I wasn’t as worried—though I thought I should be. “I’m sure there’s some sort of Abysmal psychic spiritual secret society blog somewhere on the Net—where all the bad guys can share evil deeds. Kinda like Dr. Horrible.”
Nope. Still no smile. Not even a twitch. Maybe this was a message—that even though I had my voice back I shouldn’t talk. I looked at the letter again. “Wonder why he chose the puppet place.” That’s when I gave an involuntary shudder.
Puppets.
I hated puppets.
“He works there.”
I did a double take
at Dags. Was he kidding? A nutcase Ceremonial Magician worked at a puppet theater? “You’re kidding.”
“Nope.”
I skimmed the letter again. “Do you really think they have a ritual to call Mom’s soul back?”
“I doubt they do—I also doubt they’d really know that for a fact. A lot of those spells were written in French.”
Lightbulb! “And you speak French!”
That time he smirked. “Last time I was around Klinsky, he barely spoke English well.” He nodded to the letter. “He didn’t write that.”
“So do you have any ideas besides this ritual?”

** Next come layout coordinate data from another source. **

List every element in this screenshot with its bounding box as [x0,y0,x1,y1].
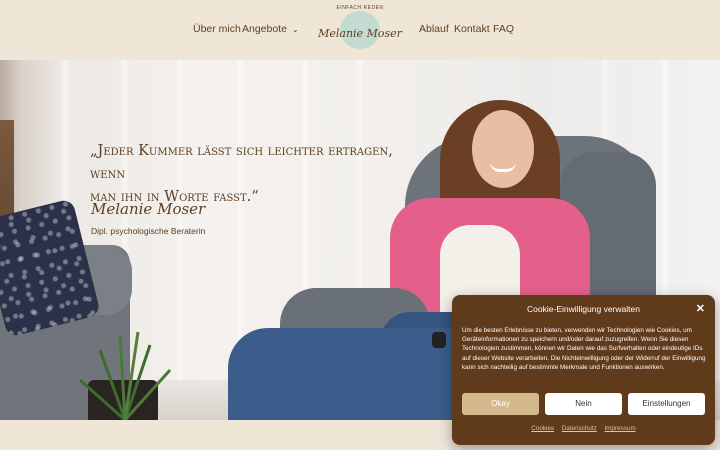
consent-body: Um die besten Erlebnisse zu bieten, verw… [462,327,706,371]
hero-quote-line1: „Jeder Kummer lässt sich leichter ertrag… [90,143,393,182]
cookie-consent-dialog: Cookie-Einwilligung verwalten ✕ Um die b… [452,295,715,445]
impressum-link[interactable]: Impressum [605,425,636,432]
hero-subtitle: Dipl. psychologische Beraterin [91,226,206,236]
settings-button[interactable]: Einstellungen [628,393,705,415]
nav-kontakt[interactable]: Kontakt [454,23,490,35]
nav-faq[interactable]: FAQ [493,23,514,35]
site-logo[interactable]: EINFACH REDEN Melanie Moser [316,3,404,53]
pillow [0,198,102,338]
cookies-link[interactable]: Cookies [531,425,554,432]
hero-quote: „Jeder Kummer lässt sich leichter ertrag… [90,140,420,209]
chevron-down-icon[interactable]: ⌄ [292,25,299,34]
site-header: Über mich Angebote ⌄ EINFACH REDEN Melan… [0,0,720,60]
consent-title: Cookie-Einwilligung verwalten [527,304,640,314]
close-icon[interactable]: ✕ [696,302,705,315]
nav-uber-mich[interactable]: Über mich [193,23,241,35]
logo-name: Melanie Moser [318,27,402,40]
woman-face [472,110,534,188]
accept-button[interactable]: Okay [462,393,539,415]
deny-button[interactable]: Nein [545,393,622,415]
nav-angebote[interactable]: Angebote ⌄ [242,23,299,35]
hero-signature: Melanie Moser [91,200,206,218]
nav-angebote-label[interactable]: Angebote [242,23,287,35]
datenschutz-link[interactable]: Datenschutz [562,425,597,432]
plant [79,331,172,420]
watch-icon [432,332,446,348]
nav-ablauf[interactable]: Ablauf [419,23,449,35]
logo-tagline: EINFACH REDEN [336,5,384,11]
consent-links: Cookies Datenschutz Impressum [452,425,715,432]
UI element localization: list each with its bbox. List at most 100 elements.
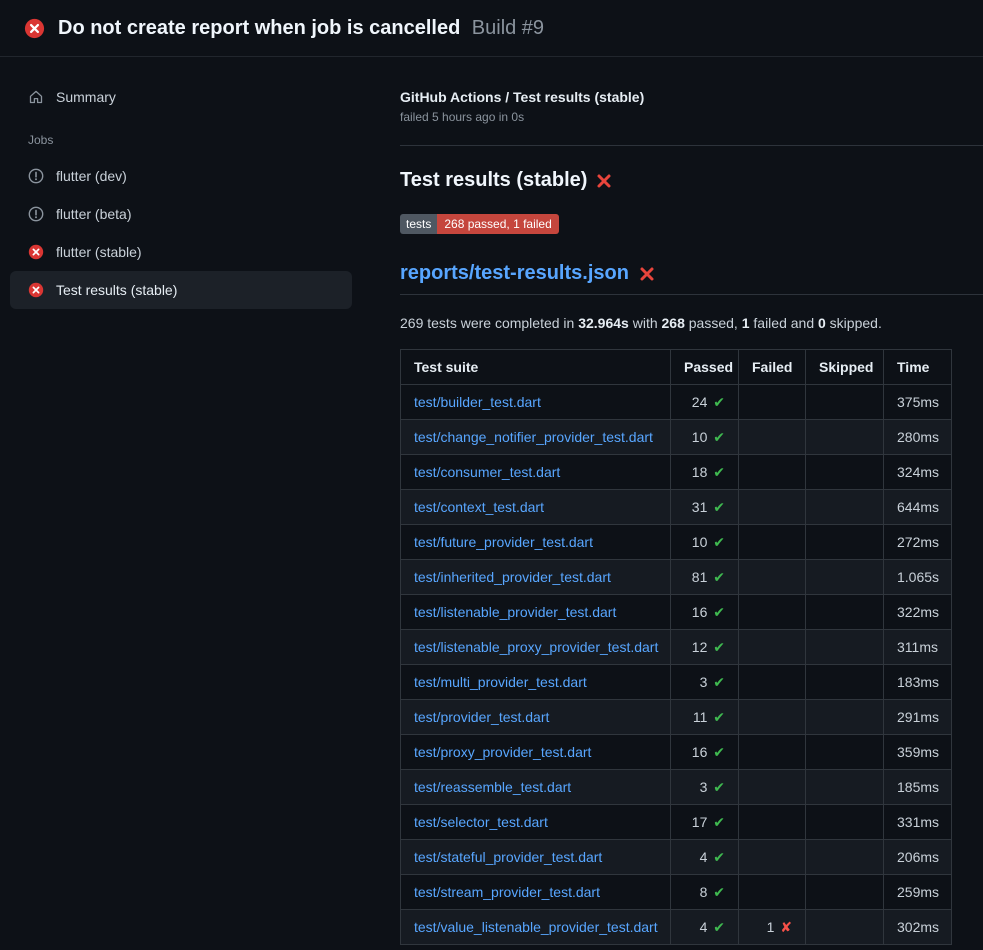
skipped-cell	[806, 420, 884, 455]
check-icon: ✔	[713, 814, 725, 830]
failed-cell	[739, 385, 806, 420]
time-cell: 302ms	[884, 910, 952, 945]
failed-cell	[739, 595, 806, 630]
jobs-heading: Jobs	[0, 115, 360, 157]
suite-cell: test/multi_provider_test.dart	[401, 665, 671, 700]
test-suite-link[interactable]: test/inherited_provider_test.dart	[414, 569, 611, 585]
summary-segment: 0	[818, 315, 826, 331]
sidebar-item-test-results-stable[interactable]: Test results (stable)	[10, 271, 352, 309]
failed-cell	[739, 560, 806, 595]
summary-line: 269 tests were completed in 32.964s with…	[400, 315, 983, 331]
test-suite-link[interactable]: test/selector_test.dart	[414, 814, 548, 830]
test-suite-link[interactable]: test/consumer_test.dart	[414, 464, 560, 480]
check-icon: ✔	[713, 779, 725, 795]
summary-segment: 1	[742, 315, 750, 331]
x-circle-icon	[28, 282, 44, 298]
jobs-list: flutter (dev)flutter (beta) flutter (stab…	[0, 157, 360, 309]
skipped-cell	[806, 525, 884, 560]
test-suite-link[interactable]: test/stateful_provider_test.dart	[414, 849, 602, 865]
suite-cell: test/provider_test.dart	[401, 700, 671, 735]
run-title-wrap: Do not create report when job is cancell…	[58, 17, 544, 40]
skipped-cell	[806, 735, 884, 770]
summary-segment: failed and	[750, 315, 819, 331]
col-failed: Failed	[739, 350, 806, 385]
passed-cell: 8 ✔	[671, 875, 739, 910]
time-cell: 644ms	[884, 490, 952, 525]
table-row: test/selector_test.dart 17 ✔ 331ms	[401, 805, 952, 840]
check-icon: ✔	[713, 464, 725, 480]
table-row: test/proxy_provider_test.dart16 ✔359ms	[401, 735, 952, 770]
test-suite-link[interactable]: test/listenable_proxy_provider_test.dart	[414, 639, 658, 655]
section-title: Test results (stable)	[400, 169, 983, 192]
results-table: Test suite Passed Failed Skipped Time te…	[400, 349, 952, 945]
alert-circle-icon	[28, 206, 44, 222]
summary-segment: 269 tests were completed in	[400, 315, 578, 331]
skipped-cell	[806, 665, 884, 700]
sidebar: Summary Jobs flutter (dev)flutter (beta)…	[0, 57, 360, 309]
failed-cell	[739, 805, 806, 840]
run-title: Do not create report when job is cancell…	[58, 17, 460, 39]
test-suite-link[interactable]: test/provider_test.dart	[414, 709, 549, 725]
sidebar-item-flutter-beta[interactable]: flutter (beta)	[10, 195, 352, 233]
sidebar-item-flutter-stable[interactable]: flutter (stable)	[10, 233, 352, 271]
home-icon	[28, 89, 44, 105]
passed-cell: 17 ✔	[671, 805, 739, 840]
passed-cell: 10 ✔	[671, 420, 739, 455]
time-cell: 331ms	[884, 805, 952, 840]
test-suite-link[interactable]: test/future_provider_test.dart	[414, 534, 593, 550]
results-table-body: test/builder_test.dart24 ✔375mstest/chan…	[401, 385, 952, 945]
report-link[interactable]: reports/test-results.json	[400, 262, 629, 285]
test-suite-link[interactable]: test/reassemble_test.dart	[414, 779, 571, 795]
skipped-cell	[806, 875, 884, 910]
suite-cell: test/value_listenable_provider_test.dart	[401, 910, 671, 945]
test-suite-link[interactable]: test/stream_provider_test.dart	[414, 884, 600, 900]
check-icon: ✔	[713, 919, 725, 935]
suite-cell: test/proxy_provider_test.dart	[401, 735, 671, 770]
check-icon: ✔	[713, 639, 725, 655]
tests-badge: tests 268 passed, 1 failed	[400, 214, 559, 234]
failed-cell	[739, 490, 806, 525]
time-cell: 375ms	[884, 385, 952, 420]
col-time: Time	[884, 350, 952, 385]
skipped-cell	[806, 770, 884, 805]
test-suite-link[interactable]: test/listenable_provider_test.dart	[414, 604, 616, 620]
summary-label: Summary	[56, 89, 116, 105]
test-suite-link[interactable]: test/proxy_provider_test.dart	[414, 744, 591, 760]
skipped-cell	[806, 840, 884, 875]
time-cell: 322ms	[884, 595, 952, 630]
sidebar-item-summary[interactable]: Summary	[0, 79, 360, 115]
section-title-text: Test results (stable)	[400, 169, 587, 192]
failed-cell	[739, 770, 806, 805]
passed-cell: 12 ✔	[671, 630, 739, 665]
test-suite-link[interactable]: test/context_test.dart	[414, 499, 544, 515]
job-label: flutter (stable)	[56, 244, 142, 260]
breadcrumb: GitHub Actions / Test results (stable)	[400, 89, 983, 105]
failed-cell	[739, 630, 806, 665]
check-icon: ✔	[713, 744, 725, 760]
passed-cell: 81 ✔	[671, 560, 739, 595]
table-row: test/multi_provider_test.dart3 ✔183ms	[401, 665, 952, 700]
test-suite-link[interactable]: test/builder_test.dart	[414, 394, 541, 410]
test-suite-link[interactable]: test/multi_provider_test.dart	[414, 674, 587, 690]
page-layout: Summary Jobs flutter (dev)flutter (beta)…	[0, 57, 983, 945]
failed-cell	[739, 875, 806, 910]
failed-cell: 1 ✘	[739, 910, 806, 945]
time-cell: 359ms	[884, 735, 952, 770]
skipped-cell	[806, 560, 884, 595]
time-cell: 280ms	[884, 420, 952, 455]
col-test-suite: Test suite	[401, 350, 671, 385]
badge-label: tests	[400, 214, 437, 234]
alert-circle-icon	[28, 168, 44, 184]
test-suite-link[interactable]: test/change_notifier_provider_test.dart	[414, 429, 653, 445]
failed-x-icon	[639, 266, 655, 282]
results-table-head: Test suite Passed Failed Skipped Time	[401, 350, 952, 385]
table-row: test/future_provider_test.dart10 ✔272ms	[401, 525, 952, 560]
test-suite-link[interactable]: test/value_listenable_provider_test.dart	[414, 919, 658, 935]
sidebar-item-flutter-dev[interactable]: flutter (dev)	[10, 157, 352, 195]
table-row: test/stateful_provider_test.dart4 ✔206ms	[401, 840, 952, 875]
suite-cell: test/future_provider_test.dart	[401, 525, 671, 560]
table-row: test/stream_provider_test.dart8 ✔259ms	[401, 875, 952, 910]
suite-cell: test/context_test.dart	[401, 490, 671, 525]
failed-cell	[739, 840, 806, 875]
table-row: test/value_listenable_provider_test.dart…	[401, 910, 952, 945]
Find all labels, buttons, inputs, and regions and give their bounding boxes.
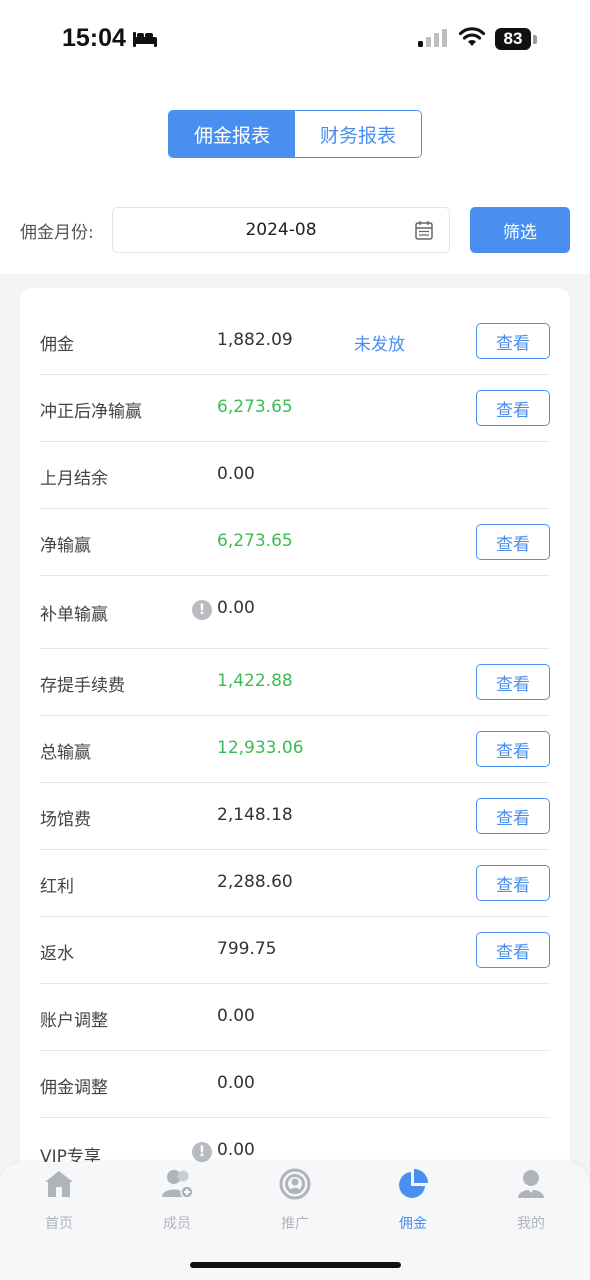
nav-label: 首页 [45,1216,73,1232]
row-bonus: 红利 2,288.60 查看 [40,850,550,917]
row-label: 补单输赢 [40,605,108,625]
nav-label: 推广 [281,1216,309,1232]
row-label: 账户调整 [40,1011,108,1031]
row-account-adjustment: 账户调整 0.00 [40,984,550,1051]
nav-home[interactable]: 首页 [0,1168,118,1232]
pie-chart-icon [397,1168,429,1204]
row-last-month-balance: 上月结余 0.00 [40,442,550,509]
row-value: 0.00 [217,464,255,484]
row-value: 6,273.65 [217,397,293,417]
row-label: 总输赢 [40,743,91,763]
row-label: 上月结余 [40,469,108,489]
row-commission: 佣金 1,882.09 未发放 查看 [40,308,550,375]
row-value: 2,148.18 [217,805,293,825]
battery-tip [533,35,537,44]
row-label: 返水 [40,944,74,964]
battery-indicator: 83 [495,28,531,50]
members-icon [161,1168,195,1204]
row-deposit-withdraw-fee: 存提手续费 1,422.88 查看 [40,649,550,716]
row-value: 2,288.60 [217,872,293,892]
row-venue-fee: 场馆费 2,148.18 查看 [40,783,550,850]
row-supplement-win-loss: 补单输赢 ! 0.00 [40,576,550,649]
tab-finance-report[interactable]: 财务报表 [295,111,421,157]
commission-card: 佣金 1,882.09 未发放 查看 冲正后净输赢 6,273.65 查看 上月… [20,288,570,1280]
row-value: 0.00 [217,1006,255,1026]
report-tabs: 佣金报表 财务报表 [168,110,422,158]
profile-icon [515,1168,547,1204]
nav-promote[interactable]: 推广 [236,1168,354,1232]
view-button[interactable]: 查看 [476,664,550,700]
filter-button[interactable]: 筛选 [470,207,570,253]
view-button[interactable]: 查看 [476,798,550,834]
row-label: 场馆费 [40,810,91,830]
view-button[interactable]: 查看 [476,524,550,560]
status-time: 15:04 [62,24,126,52]
info-icon[interactable]: ! [192,600,212,620]
row-value: 0.00 [217,598,255,618]
header-area: 15:04 83 佣金报表 财务报表 佣金月份: 2024-08 筛选 [0,0,590,274]
row-label: 佣金调整 [40,1078,108,1098]
payout-status: 未发放 [354,335,405,355]
nav-commission[interactable]: 佣金 [354,1168,472,1232]
info-icon[interactable]: ! [192,1142,212,1162]
row-label: 红利 [40,877,74,897]
row-value: 0.00 [217,1140,255,1160]
view-button[interactable]: 查看 [476,731,550,767]
row-commission-adjustment: 佣金调整 0.00 [40,1051,550,1118]
row-label: 冲正后净输赢 [40,402,142,422]
row-net-win-loss: 净输赢 6,273.65 查看 [40,509,550,576]
view-button[interactable]: 查看 [476,323,550,359]
wifi-icon [458,26,486,52]
row-value: 6,273.65 [217,531,293,551]
nav-members[interactable]: 成员 [118,1168,236,1232]
sleep-mode-icon [132,30,158,52]
row-value: 0.00 [217,1073,255,1093]
row-value: 1,422.88 [217,671,293,691]
calendar-icon [415,220,433,244]
row-rebate: 返水 799.75 查看 [40,917,550,984]
month-picker-value: 2024-08 [245,220,317,240]
home-indicator [190,1262,401,1268]
row-value: 799.75 [217,939,277,959]
nav-label: 佣金 [399,1216,427,1232]
row-value: 12,933.06 [217,738,304,758]
row-total-win-loss: 总输赢 12,933.06 查看 [40,716,550,783]
tab-commission-report[interactable]: 佣金报表 [169,111,295,157]
view-button[interactable]: 查看 [476,390,550,426]
nav-label: 我的 [517,1216,545,1232]
view-button[interactable]: 查看 [476,932,550,968]
nav-profile[interactable]: 我的 [472,1168,590,1232]
nav-label: 成员 [163,1216,191,1232]
row-label: 净输赢 [40,536,91,556]
commission-month-label: 佣金月份: [20,223,94,243]
view-button[interactable]: 查看 [476,865,550,901]
home-icon [43,1168,75,1204]
cellular-signal-icon [418,28,448,52]
row-value: 1,882.09 [217,330,293,350]
row-adjusted-net: 冲正后净输赢 6,273.65 查看 [40,375,550,442]
promote-icon [279,1168,311,1204]
row-label: 存提手续费 [40,676,125,696]
row-label: 佣金 [40,335,74,355]
month-picker-field[interactable]: 2024-08 [112,207,450,253]
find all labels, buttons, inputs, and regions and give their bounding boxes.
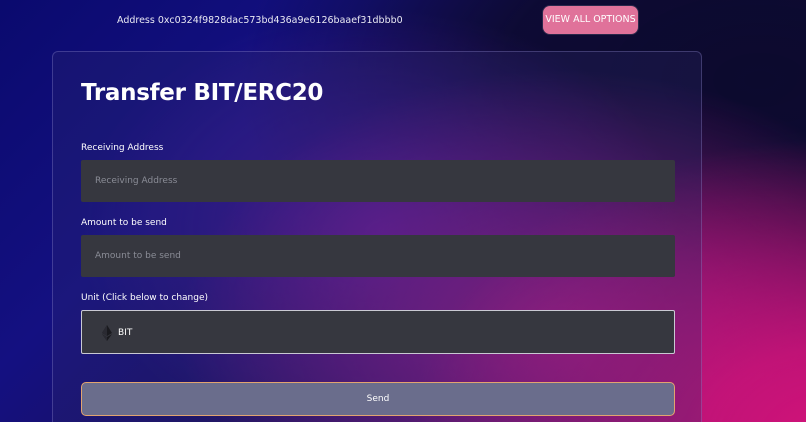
amount-label: Amount to be send	[81, 218, 167, 228]
transfer-card: Transfer BIT/ERC20 Receiving Address Amo…	[52, 51, 702, 422]
unit-label: Unit (Click below to change)	[81, 293, 209, 303]
page-title: Transfer BIT/ERC20	[81, 80, 324, 106]
view-all-options-button[interactable]: VIEW ALL OPTIONS	[543, 6, 638, 34]
amount-input[interactable]	[81, 235, 675, 277]
send-button[interactable]: Send	[81, 382, 675, 416]
receiving-address-input[interactable]	[81, 160, 675, 202]
receiving-address-label: Receiving Address	[81, 143, 164, 153]
wallet-address: Address 0xc0324f9828dac573bd436a9e6126ba…	[117, 15, 403, 26]
unit-selected-value: BIT	[118, 328, 133, 338]
ethereum-icon	[102, 325, 112, 341]
unit-select[interactable]: BIT	[81, 310, 675, 354]
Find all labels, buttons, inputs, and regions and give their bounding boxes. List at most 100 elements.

He shrugged. “Short of somehow stealing the Summoning Eidolon back from Rodriguez—nope. Which is why I want to take a look into a few occult shops.”
My ears perked up at what he said. “Why didn’t I think of that? If I use the Eidolon on Mom’s body, her soul has to come back, right? That’s the way it was used on me.”
That got Dags’s attention. He held up a finger. “No.”
“But that would work, right?”
“No, Zoë. He’s too dangerous.”
“Well, like he’s any kind of threat to me now? I’m not even a Wraith anymore.”
He opened his mouth to protest, then stopped. “No, you’re not. So . . . he couldn’t command your Wraith anymore. But he doesn’t know that.”
Oooh . . . he was thinking up something devious. And he noticed me looking at him. “I’m not serious yet, Zoë. I don’t even know where Rodriguez lives. And even if I did, I doubt he’d keep the Eidolons in an obvious place.”
I felt deflated. He was right. It was a hard bet that Rodriguez was just going to leave those Eidolons out for someone to sneak in and steal. And even though I wasn’t a Wraith at the moment (I was thinking positive here), that wouldn’t stop Rodriguez from kidnapping me and trying whatever experiments he had on his mind.
Uh-uh. He might separate me from my soul. Permanently.